Hyperbaric therapy is one of the few interventions that can stimulate the formation of new blood vessels locally, by activating vascular growth factors — exactly the mechanism needed where bevacizumab blocks healing. Through this unique property, HBOT can partially counteract the systemic anti-angiogenic effect of bevacizumab at the wound level, allowing tissues to heal without interfering with the antitumor effect of the medication. This is not substitution, but complementarity: each tool acts where it is most useful.
It is equally important to understand the limits of hyperbaric therapy, not only its possibilities. HBOT is not a universal remedy and does not replace any treatment prescribed by your doctor. It does not work alone, in the absence of an integrated medical protocol, and it should not be started without a prior evaluation by a physician specialized in hyperbaric medicine.
There are clear contraindications: certain types of pulmonary lesions, severe uncontrolled claustrophobia, some medications that do not combine with hyperoxia, and clinical situations in which pressure variations could worsen the patient’s condition. At Hyperbarium, every patient undergoes a complete medical consultation before starting any therapeutic protocol, precisely to ensure that the benefits greatly outweigh the risks or that there are no contraindications.
Also, hyperbaric therapy does not increase the adverse effects of medications. On the contrary: by accelerating healing and creating a more favorable tissue environment, hyperbaric therapy can help shorten the duration of some treatments and reduce the doses needed in the long term, in patients in whom combined treatment works.
Modern medicine is moving, gradually but surely, toward combined and personalized therapeutic protocols. The idea that a single medication, administered with dose as the only variable, can solve any complex problem of the body is beginning to disappear. Instead, systemic thinking is gaining ground: how do we optimize the biological environment so that every therapeutic tool, whether an antibiotic, a cytostatic drug, a corticosteroid or a growth factor, functions at its maximum potential?
Hyperbaric therapy answers exactly this question. It does not add a new medication to the protocol. It prepares the ground for the ones you already have. It opens the plasma highway, reoxygenates inaccessible tissues, activates the immune system, stimulates vascular healing, potentiates antibiotics and chemotherapeutic drugs, protects bone against the adverse effects of bisphosphonates and, overall, creates the conditions in which the body and conventional medicine can truly help each other.
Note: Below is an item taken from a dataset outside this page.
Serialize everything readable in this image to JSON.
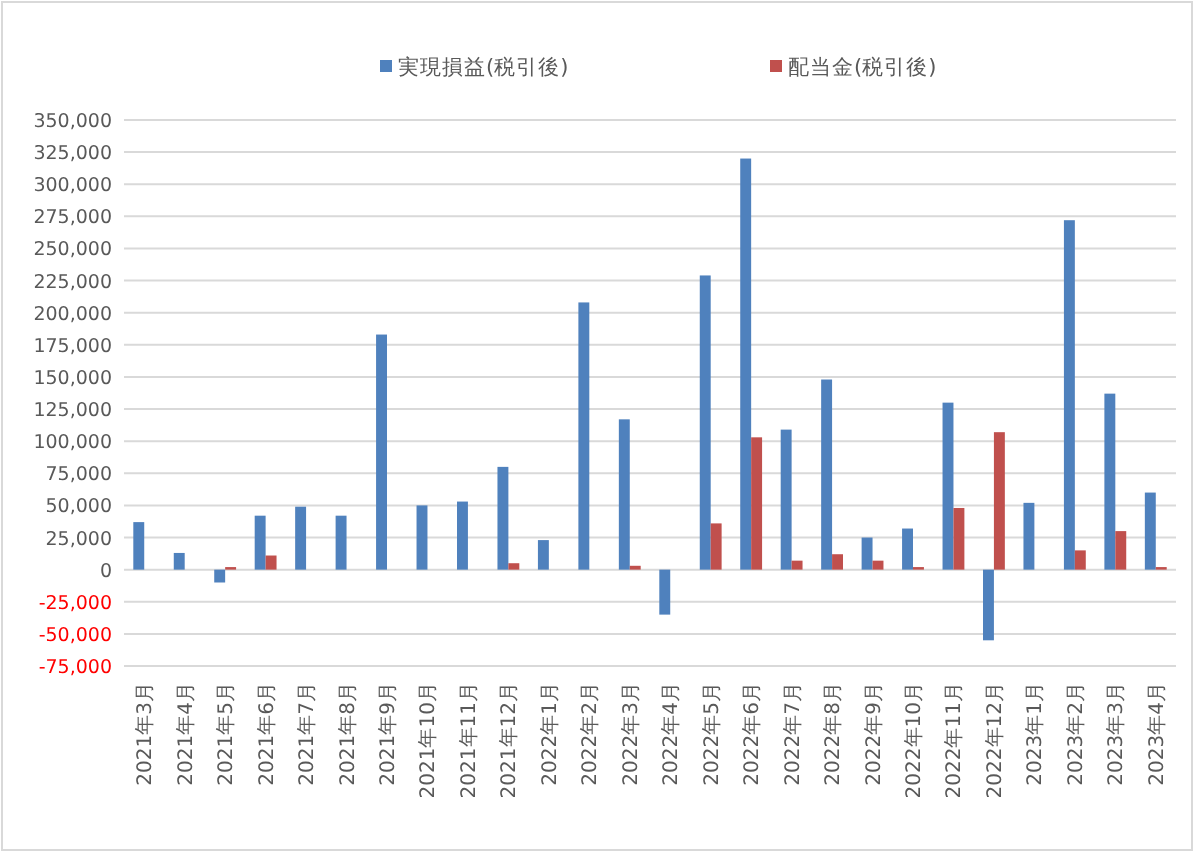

There are already more than 17,800 studies and medical articles indexed on PubMed that analyze various aspects of hyperbaric therapy, a serious scientific literature accumulated over decades of clinical research. The direction is clear: hyperbaric therapy is not an exotic novelty, but a mature medical instrument, integrated into the protocols of reference institutions such as the Undersea and Hyperbaric Medical Society (UHMS) and the European Committee for Hyperbaric Medicine (ECHM).
The essential message is simple: do not change the prescribed treatment. Give it the perfect environment to succeed.